Trumpeter / composer Nick Walters` Active Imagination documents just one day of improvisation. A sextet session – featuring 3 members of Ruby Ruston, and the drummer from The Comet Is Coming – committed to tape at Smokehouse Studio near London’s Tower Bridge.
On So Long Chef, Rebecca Nash`s piano intros Maxwell Hallett`s drum & bass-inspired battery, and the combined horns of Walters, Jeff Guntren and Ed Cawthorne, hit a harmony straight out of one of Janko Nilovic`s space age symphonies. Then on go the brakes, while the trumpet (relatively) calmly travels alone, before, step-by-step the players set to racing again – through scales – in clean, sharp, clipped clusters. Saxophones spiraling, ascending, then climbing, bouncing, back down. The drums all the while getting bolder- `til the cymbal`s a constant blur. Running on their own for a moment, as everyone else catches up, and, like Lester, leaps in.

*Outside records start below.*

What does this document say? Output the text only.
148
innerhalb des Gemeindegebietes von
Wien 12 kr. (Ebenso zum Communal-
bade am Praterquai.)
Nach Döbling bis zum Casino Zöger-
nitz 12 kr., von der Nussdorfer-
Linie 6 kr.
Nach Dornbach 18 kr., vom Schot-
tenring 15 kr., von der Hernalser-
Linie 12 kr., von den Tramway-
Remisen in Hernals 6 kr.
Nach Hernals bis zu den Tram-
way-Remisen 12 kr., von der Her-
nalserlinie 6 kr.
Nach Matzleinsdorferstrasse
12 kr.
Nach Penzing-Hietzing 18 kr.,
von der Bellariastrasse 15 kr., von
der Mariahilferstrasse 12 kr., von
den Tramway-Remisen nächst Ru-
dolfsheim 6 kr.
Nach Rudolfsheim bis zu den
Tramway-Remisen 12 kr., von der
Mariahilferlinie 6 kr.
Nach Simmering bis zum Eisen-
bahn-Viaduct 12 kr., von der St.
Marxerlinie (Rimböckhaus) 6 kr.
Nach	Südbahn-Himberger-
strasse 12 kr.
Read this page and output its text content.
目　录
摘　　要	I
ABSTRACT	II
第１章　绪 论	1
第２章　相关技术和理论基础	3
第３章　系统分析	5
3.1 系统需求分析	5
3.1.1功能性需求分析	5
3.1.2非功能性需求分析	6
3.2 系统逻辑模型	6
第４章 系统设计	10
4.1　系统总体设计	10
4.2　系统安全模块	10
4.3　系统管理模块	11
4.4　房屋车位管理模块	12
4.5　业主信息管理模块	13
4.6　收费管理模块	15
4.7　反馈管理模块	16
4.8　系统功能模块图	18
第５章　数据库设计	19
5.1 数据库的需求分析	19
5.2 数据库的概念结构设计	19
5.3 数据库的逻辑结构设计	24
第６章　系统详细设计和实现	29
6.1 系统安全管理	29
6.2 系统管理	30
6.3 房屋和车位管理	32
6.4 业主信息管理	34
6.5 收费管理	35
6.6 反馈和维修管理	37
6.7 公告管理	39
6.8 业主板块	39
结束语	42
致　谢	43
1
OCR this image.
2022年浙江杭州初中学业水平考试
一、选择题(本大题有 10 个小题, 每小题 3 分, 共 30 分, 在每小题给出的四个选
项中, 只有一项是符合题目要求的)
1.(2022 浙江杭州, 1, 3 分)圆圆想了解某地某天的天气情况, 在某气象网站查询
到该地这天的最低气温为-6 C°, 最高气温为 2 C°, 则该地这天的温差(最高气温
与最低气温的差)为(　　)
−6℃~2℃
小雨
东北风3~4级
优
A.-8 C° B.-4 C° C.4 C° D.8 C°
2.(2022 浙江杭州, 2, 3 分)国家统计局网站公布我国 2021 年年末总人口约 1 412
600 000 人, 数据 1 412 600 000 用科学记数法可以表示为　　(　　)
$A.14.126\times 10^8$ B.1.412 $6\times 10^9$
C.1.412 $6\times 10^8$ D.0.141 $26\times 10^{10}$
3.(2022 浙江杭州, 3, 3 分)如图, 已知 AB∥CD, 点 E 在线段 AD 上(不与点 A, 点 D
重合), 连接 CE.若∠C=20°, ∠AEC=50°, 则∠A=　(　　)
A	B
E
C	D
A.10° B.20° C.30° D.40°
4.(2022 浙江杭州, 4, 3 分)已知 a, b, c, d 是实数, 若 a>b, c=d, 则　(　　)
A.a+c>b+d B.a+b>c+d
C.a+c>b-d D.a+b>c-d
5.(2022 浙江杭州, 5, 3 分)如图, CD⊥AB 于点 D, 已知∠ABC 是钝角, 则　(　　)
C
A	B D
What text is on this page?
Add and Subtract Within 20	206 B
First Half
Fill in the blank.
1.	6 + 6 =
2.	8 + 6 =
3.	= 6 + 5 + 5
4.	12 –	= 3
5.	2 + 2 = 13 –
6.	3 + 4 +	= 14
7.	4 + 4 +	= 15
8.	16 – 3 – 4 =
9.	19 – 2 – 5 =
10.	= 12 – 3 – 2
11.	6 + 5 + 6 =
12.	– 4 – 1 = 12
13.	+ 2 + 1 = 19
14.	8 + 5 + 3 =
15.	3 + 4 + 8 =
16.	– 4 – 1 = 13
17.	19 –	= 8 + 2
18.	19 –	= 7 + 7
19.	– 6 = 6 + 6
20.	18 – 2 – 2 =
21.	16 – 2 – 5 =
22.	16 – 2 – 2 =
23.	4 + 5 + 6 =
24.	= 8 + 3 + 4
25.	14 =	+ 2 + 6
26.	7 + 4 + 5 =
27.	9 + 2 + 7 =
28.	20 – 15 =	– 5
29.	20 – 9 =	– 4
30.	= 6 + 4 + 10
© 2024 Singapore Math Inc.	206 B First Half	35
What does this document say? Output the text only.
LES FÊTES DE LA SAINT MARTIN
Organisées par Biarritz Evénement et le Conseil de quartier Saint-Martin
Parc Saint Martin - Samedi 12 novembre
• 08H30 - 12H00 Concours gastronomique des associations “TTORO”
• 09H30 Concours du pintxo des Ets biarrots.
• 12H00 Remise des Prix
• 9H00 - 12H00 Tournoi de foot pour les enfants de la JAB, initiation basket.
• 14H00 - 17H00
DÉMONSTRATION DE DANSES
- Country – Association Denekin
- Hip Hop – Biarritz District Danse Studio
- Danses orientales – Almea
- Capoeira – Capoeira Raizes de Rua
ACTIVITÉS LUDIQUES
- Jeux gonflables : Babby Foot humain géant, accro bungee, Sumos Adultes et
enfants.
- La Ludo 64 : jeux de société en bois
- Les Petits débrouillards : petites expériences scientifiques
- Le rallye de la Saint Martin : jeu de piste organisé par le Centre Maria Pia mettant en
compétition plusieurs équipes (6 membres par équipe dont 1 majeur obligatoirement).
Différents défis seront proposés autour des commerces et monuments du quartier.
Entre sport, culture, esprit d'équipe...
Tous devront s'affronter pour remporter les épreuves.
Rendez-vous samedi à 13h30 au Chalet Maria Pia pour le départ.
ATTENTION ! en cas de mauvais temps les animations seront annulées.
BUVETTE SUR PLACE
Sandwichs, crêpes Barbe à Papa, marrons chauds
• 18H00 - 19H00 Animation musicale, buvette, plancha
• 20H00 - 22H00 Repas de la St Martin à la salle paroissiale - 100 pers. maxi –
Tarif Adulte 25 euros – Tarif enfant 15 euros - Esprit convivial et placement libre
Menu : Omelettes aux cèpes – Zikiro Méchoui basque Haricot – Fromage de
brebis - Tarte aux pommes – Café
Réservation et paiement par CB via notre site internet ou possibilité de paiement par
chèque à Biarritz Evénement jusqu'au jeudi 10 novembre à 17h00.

Ahimsa drops the collective into dub and echo, creating a fourth world fog. Brass blasting righteous, leveling Jericho, though a wall of reverb-ed sound. Phased and psychedelically gated, but tight to Nim Sadot`s upright bass. Flute and trumpet trade long, sustained notes. Keys cascade in harp-like glissando as the sticksman, and percussionist Joseph Deenmamode, reach their peak.
Gordian Knot begins as an interlude, a love theme – think Charlie Parker serenading David Raksin`s Laura – then cuts to snake charmer twists, Middle-Eastern tinged punches. Wah-wah effects transforming the sax into an electrified saz. Flying free, distorting, to a crashing crescendo, a cacophony of waves and tides.
Dansoman Last Stop might namecheck Ghana, but it finds Walters and Cawthorne sharing a trajectory towards the heavens, blue skies. The light.
Active Imagination is available directly from 22a.